Simplify the above equation to find $w\left(2.3\text{s}\right)$.

$\begin{array}{c}w\left(2.3\text{s}\right)=18.2\times {10}^{-9}\left(\frac{\text{A}\cdot \text{s}}{\text{V}}\cdot {\text{V}}^2\right)\left\{\because 1\text{F}=\frac{\text{1}\text{A}\cdot 1\text{s}}{\text{1}\text{V}}\right\}\\ =18.2\times {10}^{-9}\left(\text{A}\cdot \text{s}\cdot \text{V}\right)\\ =18.2\times {10}^{-9}\left(\frac{\text{C}}{\text{s}}\cdot \text{s}\cdot \text{V}\right)\left\{\because 1\text{A}=\frac{1\text{C}}{1\text{s}}\right\}\\ =18.2\times {10}^{-9}\text{C}\cdot \text{V}\end{array}$

$w\left(2.3\text{s}\right)=18.2\text{nJ}\left\{\begin{array}{l}\because 1\text{J}=1\text{C}\cdot 1\text{V}\\ \text{1}{\text{n=10}}^{-9}\end{array}\right\}$

The fraction of initial energy remains stored in the capacitor at time $t=460\text{ms}$ is calculated as follows:

$\text{Fraction of energy at }t=460\text{ms}=\frac{w\left(460\text{ms}\right)}{w\left(0\right)}\times 100\%$

Substitute $405\mu \text{J}$ for $w\left(0\right)$, and $55\mu \text{J}$ for $w\left(460\text{ms}\right)$ in above equation to find $\text{Fraction of energy at }t=460\text{ms}$.

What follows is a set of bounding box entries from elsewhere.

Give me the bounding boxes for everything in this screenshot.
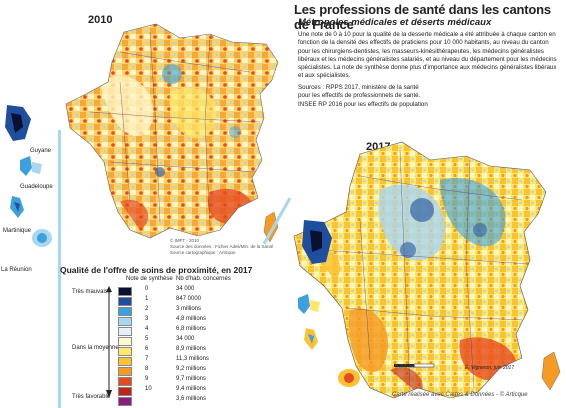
legend-swatch — [118, 297, 132, 306]
legend-note: 7 — [145, 356, 149, 362]
legend-habitants: 3,6 millions — [176, 396, 207, 402]
scale-label: 0 200 km — [395, 364, 416, 370]
legend-swatch — [118, 287, 132, 296]
map-2010-credit-3: Source cartographique : Articque — [170, 250, 236, 255]
legend-habitants: 9,4 millions — [176, 386, 207, 392]
overseas-guadeloupe-label: Guadeloupe — [20, 184, 53, 190]
map-2010-credit-2: Source des données : Fichier Adeli/Min. … — [170, 244, 274, 249]
separator-diagonal — [262, 196, 292, 246]
legend-habitants: 4,8 millions — [176, 316, 207, 322]
legend-col-note: Note de synthèse — [126, 276, 173, 282]
map-2010 — [60, 22, 290, 250]
legend-note: 10 — [145, 386, 152, 392]
legend-scale-middle: Dans la moyenne — [72, 345, 119, 351]
legend-swatch — [118, 387, 132, 396]
legend-row: 1 847 0000 — [118, 296, 238, 306]
legend-note: 5 — [145, 336, 149, 342]
legend-note: 8 — [145, 366, 149, 372]
legend-row: 8 9,2 millions — [118, 366, 238, 376]
legend-habitants: 9,2 millions — [176, 366, 207, 372]
legend-habitants: 9,7 millions — [176, 376, 207, 382]
author-credit: É. Vigneron, juin 2017 — [465, 365, 515, 371]
legend-row: 0 34 000 — [118, 286, 238, 296]
legend-swatch — [118, 397, 132, 406]
map-2010-credit-1: © IMFT - 2010 — [170, 238, 199, 243]
page-subtitle: Métropoles médicales et déserts médicaux — [298, 17, 492, 28]
legend-row: 2 3 millions — [118, 306, 238, 316]
page-credit: Carte réalisée avec Cartes & Données - ©… — [392, 392, 528, 398]
overseas-guyane-shape — [3, 103, 33, 143]
legend-swatch — [118, 377, 132, 386]
overseas-guyane-label: Guyane — [30, 148, 52, 154]
legend-swatch — [118, 357, 132, 366]
legend-row: 9 9,7 millions — [118, 376, 238, 386]
description-text: Une note de 0 à 10 pour la qualité de la… — [298, 31, 557, 80]
legend-swatch — [118, 367, 132, 376]
legend-habitants: 3 millions — [176, 306, 202, 312]
legend-swatch — [118, 347, 132, 356]
legend-habitants: 847 0000 — [176, 296, 202, 302]
overseas-2017-martinique-shape — [302, 326, 322, 352]
overseas-2017-guyane-shape — [300, 218, 334, 266]
legend-note: 6 — [145, 346, 149, 352]
legend-habitants: 34 000 — [176, 336, 195, 342]
legend-swatch — [118, 337, 132, 346]
legend-habitants: 11,3 millions — [176, 356, 209, 362]
legend-habitants: 8,9 millions — [176, 346, 207, 352]
overseas-martinique-label: Martinique — [3, 228, 32, 234]
sources-line: INSEE RP 2016 pour les effectifs de popu… — [298, 100, 428, 108]
separator-line — [58, 130, 61, 408]
legend-scale-bottom: Très favorable — [72, 394, 111, 400]
legend-note: 1 — [145, 296, 149, 302]
legend-title: Qualité de l'offre de soins de proximité… — [60, 265, 253, 275]
overseas-2017-reunion-shape — [336, 366, 362, 390]
map-2017 — [290, 140, 566, 402]
scale-bar — [393, 358, 435, 368]
legend-row: 7 11,3 millions — [118, 356, 238, 366]
overseas-reunion-shape — [30, 226, 54, 250]
legend-col-hab: Nb d'hab. concernés — [176, 276, 231, 282]
legend-habitants: 34 000 — [176, 286, 195, 292]
legend-habitants: 6,8 millions — [176, 326, 207, 332]
legend-scale-top: Très mauvaise — [72, 289, 112, 295]
map-2010-year-label: 2010 — [88, 14, 113, 26]
legend-note: 2 — [145, 306, 149, 312]
legend-note: 3 — [145, 316, 149, 322]
legend-note: 9 — [145, 376, 149, 382]
overseas-guadeloupe-shape — [18, 154, 44, 182]
legend-swatch — [118, 327, 132, 336]
sources-line: Sources : RPPS 2017, ministère de la san… — [298, 84, 419, 91]
page-title: Les professions de santé dans les canton… — [294, 2, 551, 32]
overseas-martinique-shape — [8, 194, 26, 220]
legend-row: 4 6,8 millions — [118, 326, 238, 336]
sources-line: pour les effectifs de professionnels de … — [298, 92, 421, 100]
sources-block: Sources : RPPS 2017, ministère de la san… — [298, 84, 498, 109]
legend-note: 4 — [145, 326, 149, 332]
overseas-2017-guadeloupe-shape — [296, 292, 322, 320]
legend-swatch — [118, 307, 132, 316]
legend-row: 3 4,8 millions — [118, 316, 238, 326]
legend-arrow — [105, 286, 113, 402]
legend-swatch — [118, 317, 132, 326]
overseas-reunion-label: La Réunion — [1, 267, 32, 273]
legend-row: 10 9,4 millions — [118, 386, 238, 396]
legend-note: 0 — [145, 286, 149, 292]
legend-row: 6 8,9 millions — [118, 346, 238, 356]
legend-row: 3,6 millions — [118, 396, 238, 406]
legend-row: 5 34 000 — [118, 336, 238, 346]
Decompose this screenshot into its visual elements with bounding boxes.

$\begin{array}{c}\text{Fraction of energy at }\left(t=460\text{ms}\right)=\frac{55\mu \text{J}}{405\mu \text{J}}\times 100\%\\ =13.6\%\end{array}$

The fraction of initial energy remains stored in the capacitor at time $t=2.3\text{s}$ is calculated as follows:

$\text{Fraction of energy at }t=2.3\text{s}=\frac{w\left(2.3\text{s}\right)}{w\left(0\right)}\times 100\%$

Substitute $405\mu \text{J}$ for $w\left(0\right)$, and $18.2\text{nJ}$ for $w\left(2.3\text{s}\right)$ in above equation to find $\text{Fraction of energy at }t=2.3\text{s}$.

$\begin{array}{c}\text{Fraction of energy at}\left(t=2.3\text{s}\right)=\frac{18.2\text{nJ}}{405\mu \text{J}}\times 100\%\\ =\frac{18.2\times {10}^{-9}\text{J}}{405\times {10}^{-6}\text{J}}\times 100\%\\ =0.0045\%\end{array}$

Conclusion:

Thus, the fraction of initial energy remains in the capacitor at time $t=460\text{ms}$ is $13.6\%$ and $t=2.3\text{s}$ is $0.0045\%$.